Finding ‘the’ system

384207390How long have you been looking for that ‘perfect’ system?

You know….the project management ‘system’ that will be your savior.

Or the governance process that will ensure that your IT group is running ‘right’.

Or that Social Media approach that will make your marketing efforts ‘perfect’.

Or…perhaps that perfect system that will make you money in the stock market.

The thing with finding ‘the’ system is that there’s never a system that’s right for everyone.  In fact, there’s never a ‘perfect’ system…there’s only systems.

As a project manager,  you are taught that the Project Management Institute’s body of knowledge is “the” way to manage projects…until you are taught that Agile is the way to go…and then you learn that some other form of managing projects is  the ‘best’ approach.
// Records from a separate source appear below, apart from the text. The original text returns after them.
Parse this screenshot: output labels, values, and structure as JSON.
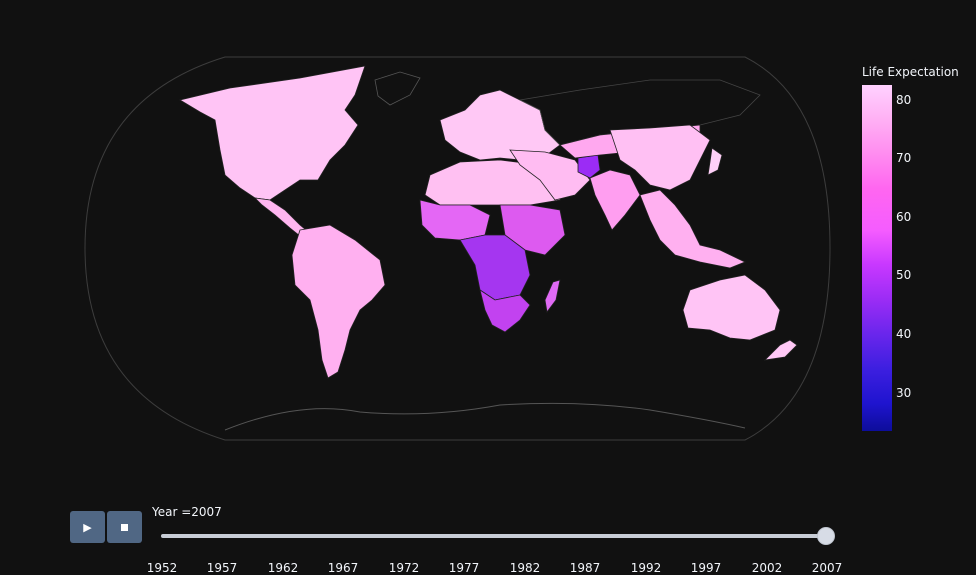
{
  "colorbar": {
    "title": "Life Expectation",
    "ticks": [
      "80",
      "70",
      "60",
      "50",
      "40",
      "30"
    ],
    "range": [
      23.6,
      82.6
    ]
  },
  "controls": {
    "play_icon": "play-icon",
    "stop_icon": "stop-icon"
  },
  "slider": {
    "prefix": "Year =",
    "current": "2007",
    "label": "Year =2007",
    "steps": [
      "1952",
      "1957",
      "1962",
      "1967",
      "1972",
      "1977",
      "1982",
      "1987",
      "1992",
      "1997",
      "2002",
      "2007"
    ]
  },
  "map": {
    "projection": "natural earth",
    "background": "#111111",
    "regions": [
      {
        "name": "North America",
        "level": "80"
      },
      {
        "name": "South America",
        "level": "74"
      },
      {
        "name": "Europe",
        "level": "79"
      },
      {
        "name": "North Africa",
        "level": "72"
      },
      {
        "name": "West Africa",
        "level": "57"
      },
      {
        "name": "Central Africa",
        "level": "50"
      },
      {
        "name": "East Africa",
        "level": "54"
      },
      {
        "name": "Southern Africa",
        "level": "45"
      },
      {
        "name": "Middle East",
        "level": "73"
      },
      {
        "name": "Russia and Central Asia",
        "level": "68"
      },
      {
        "name": "Afghanistan",
        "level": "44"
      },
      {
        "name": "South Asia",
        "level": "65"
      },
      {
        "name": "East Asia",
        "level": "74"
      },
      {
        "name": "Southeast Asia",
        "level": "70"
      },
      {
        "name": "Australia",
        "level": "81"
      },
      {
        "name": "Madagascar",
        "level": "60"
      }
    ]
  }
}
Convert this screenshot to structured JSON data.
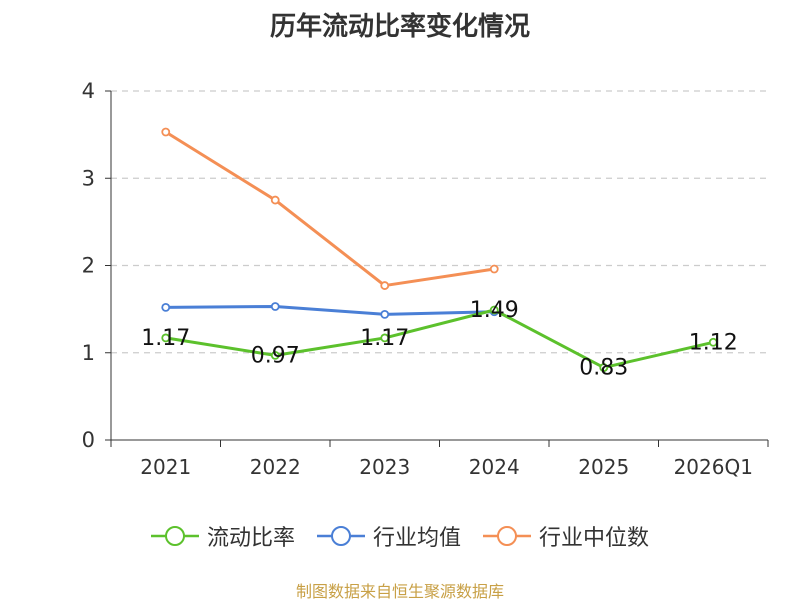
{
  "chart_data": {
    "type": "line",
    "title": "历年流动比率变化情况",
    "categories": [
      "2021",
      "2022",
      "2023",
      "2024",
      "2025",
      "2026Q1"
    ],
    "ylim": [
      0,
      4
    ],
    "yticks": [
      0,
      1,
      2,
      3,
      4
    ],
    "grid": true,
    "legend_position": "bottom",
    "series": [
      {
        "name": "流动比率",
        "color": "#5cc12c",
        "values": [
          1.17,
          0.97,
          1.17,
          1.49,
          0.83,
          1.12
        ],
        "labels": true
      },
      {
        "name": "行业均值",
        "color": "#4a7fd6",
        "values": [
          1.52,
          1.53,
          1.44,
          1.47,
          null,
          null
        ],
        "labels": false
      },
      {
        "name": "行业中位数",
        "color": "#f48f55",
        "values": [
          3.53,
          2.75,
          1.77,
          1.96,
          null,
          null
        ],
        "labels": false
      }
    ]
  },
  "source_note": "制图数据来自恒生聚源数据库"
}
As an IT leader, you’ve been groomed to think ITIL will solve your troubles…until you realize it won’t.   You bring in consultants to implement the latest and greatest approaches and are promised they are the answers to your prayers.  But…you soon realize you’ve just spent money on yet another buzzword…sure they buzzword helps, but it isn’t “the” answer.

As a marketer, you were giddy when you realized how powerful social media was for ‘building your brand’, so you threw money at it.  You hired ‘ninjas’ to run your campaigns.  Then…realized that the perfect ‘system’ they promised you wasn’t working.

As an investor, you  spend years looking for that ‘holy grail’.  Maybe you spend hundreds, thousands or tens of thousands of dollars for systems, newsletters and software…to no avail. Nothing is working ‘perfectly’.

Welcome to the real world. There is no perfect.  There’s only approaches that work for some and don’t work for others.

Rather than spend money / time searching for ‘the’ system, find what works for you.

Image Credit: Perfect by -= Bruce Berrien =- on flickr

  • http://cuberules.com Scot Herrick

    The other deal with systems is that adapting one usually means many (significant) changes need making either in the organization or the company culture. And the systems last only as long as the management stays the same.

    I worked in a company that advocated ITIL, set up an organization to support the different disciplines, and was starting to get some really good results. Then a new mucky-muck came on board and all that gone thrown out the window, including about 70 jobs — people who moved into the role and got training, not originally new hires.

    The systems don’t work because they never get implemented correctly — and the management turnover kills the momentum. It really requires great discipline and support to adapt to a system and I haven’t seen many management teams ready to take that on.

    Past that, very correct — every company has to create their own best practice within a system. Just because something is supposed to be universal doesn’t mean you can’t adopt it to your company and circumstance. But most companies never get to this point; the buzzwords change and out goes the progress.

    • http://ericbrown.com/ Eric D. Brown

      Hey Scot –

      Excellent comment and insight.

      Systems don’t work for a lot of reasons but implementation and follow through are key as you say. Thanks for stopping by!